Danny frowned. “About what?”

“About cutting the damn tax credits,” Billy said. “The ones that helped get the cleaner

stuff built. The ones that actually cut the crap outta the air.”

He leaned forward, eyes sharp. “Do you remember how my wife used to wheeze every

summer? Couldn’t walk to the damn mailbox without that inhaler. Said she felt like she

was breathing through a straw in a dust storm.”

Danny nodded.

“But last year?” Billy continued. “She joked she could go to a revival meeting and toss

that inhaler into the congregation. That’s what cleaner air did for her. That’s what solar

did for cleaner air. And then the government cuts the very thing that helped make that

happen.”

He looked Danny dead in the eye. “So yeah, I get what you’re mad about. Bonnie’s mad

about somethin’ else. And for me? The sun’s not to blame. It’s the folks who keep

getting it wrong about the sun that get me wanting revenge.”

Danny sank into his chair. “I hear what you’re sayin’. I think you’re at least half right. But

I don’t know what to do with all this shift, because at the end of the day, I don’t know

who I am if all that’s gone.”

Billy tapped his knuckles. “You’re still you. The world’s shifting. This is a case of ‘shift or

get off the pot.’”





Billy poured Danny a cup of coffee. “You know what I heard? Solar farms are hiring.

Good money. Good benefits. They need people who know machinery. People who know

land. People who can work in the heat.”

Danny snorted. “You want me to stop working with fossils and start working with

renewables?”


“Energy’s energy, isn’t it? But that’s my point — I want you to stop fighting a war that

ended before you even woke up this morning.”

Danny stared into his coffee. “Maybe.”

Billy smiled. “Look, man. You don’t have to love solar. You just have to stop letting it

steal your peace.”

Danny nodded slowly. “Yeah. Maybe you’re right.”

For a moment, the kitchen felt lighter — like the sun had found its way through a crack

in the storm.





Danny sighed. “Still don’t like it.”

“You don’t have to,” Billy replied. “You just gotta live in the world where it’s true.”

Danny rubbed his face. “Feels like the sun’s fighting me.”

“No,” Billy said. “It’s just shining on something new.”

Danny looked out the window at the brightening fields. “I hate to admit it, but I think

you’re right. Guess I’ve been fighting the wrong thing.”

Billy nodded. “We all do. We get stuck in the story we were handed. And sometimes

we’re too damn stubborn to see the new one being written.”

Danny chuckled. “Guess that makes us both a little stupid.”

“Woefully,” Billy said. “But at least we’re stupid together.”

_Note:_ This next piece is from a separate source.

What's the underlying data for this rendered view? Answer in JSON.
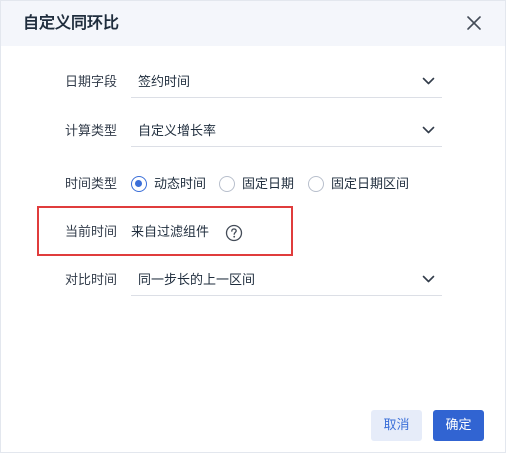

What 2036 Just Might Bring

Danny folded the newspaper, gentler this time, and tucked it under his arm. “You think

this solar thing’s gonna stick?”

Billy shrugged. “I think the world’s hotter. Weather’s meaner. Summers feel like you’re

breathing through a wet towel. Something’s gotta give.”

Danny nodded slowly. “Maybe by 2036, we’ll be telling kids about the days when coal

was king.”


“Maybe,” Billy said. “Or maybe you’ll be running a solar crew by then. Teaching those

kids how to keep the lights on in a world that’s changing faster than we ever did.”

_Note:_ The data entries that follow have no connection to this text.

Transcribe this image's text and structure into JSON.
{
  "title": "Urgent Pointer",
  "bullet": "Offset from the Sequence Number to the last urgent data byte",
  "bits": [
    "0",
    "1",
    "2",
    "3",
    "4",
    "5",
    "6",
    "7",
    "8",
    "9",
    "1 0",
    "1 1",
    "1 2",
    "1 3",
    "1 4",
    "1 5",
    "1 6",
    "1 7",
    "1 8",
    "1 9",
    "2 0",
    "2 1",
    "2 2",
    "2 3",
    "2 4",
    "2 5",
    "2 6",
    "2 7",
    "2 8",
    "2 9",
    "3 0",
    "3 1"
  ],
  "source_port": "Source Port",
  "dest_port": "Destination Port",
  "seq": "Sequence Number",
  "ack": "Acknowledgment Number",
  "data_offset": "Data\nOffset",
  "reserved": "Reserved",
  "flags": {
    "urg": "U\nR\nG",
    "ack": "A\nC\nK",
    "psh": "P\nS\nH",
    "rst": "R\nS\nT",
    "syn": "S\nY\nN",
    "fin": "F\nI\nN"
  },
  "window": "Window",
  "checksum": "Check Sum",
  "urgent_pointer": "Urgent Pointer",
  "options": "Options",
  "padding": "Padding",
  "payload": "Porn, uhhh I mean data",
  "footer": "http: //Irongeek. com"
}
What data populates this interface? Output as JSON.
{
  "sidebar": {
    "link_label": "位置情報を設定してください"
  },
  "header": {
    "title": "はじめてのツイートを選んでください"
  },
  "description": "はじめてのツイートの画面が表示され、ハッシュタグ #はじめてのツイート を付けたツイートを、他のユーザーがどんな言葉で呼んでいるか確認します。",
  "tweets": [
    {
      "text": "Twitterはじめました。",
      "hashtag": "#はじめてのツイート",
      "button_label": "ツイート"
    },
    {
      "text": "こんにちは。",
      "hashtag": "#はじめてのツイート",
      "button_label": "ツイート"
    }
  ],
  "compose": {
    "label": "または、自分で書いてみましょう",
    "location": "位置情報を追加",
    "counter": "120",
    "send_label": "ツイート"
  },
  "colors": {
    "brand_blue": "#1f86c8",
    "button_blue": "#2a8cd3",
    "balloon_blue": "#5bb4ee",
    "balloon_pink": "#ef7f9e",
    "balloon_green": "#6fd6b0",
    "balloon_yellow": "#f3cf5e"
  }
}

Danny cracked a smile. “Hell, maybe your wife will be preaching at that revival meeting,

waving her inhaler like a trophy.”

Billy laughed. “Wouldn’t surprise me.”

Danny headed for the door, the storm inside him finally breaking apart. “Alright,” he said.

“Let’s see what the sun’s got.”

And as he stepped outside, the morning light spilled over him — warm, relentless, and

full of whatever was coming next – bring it on.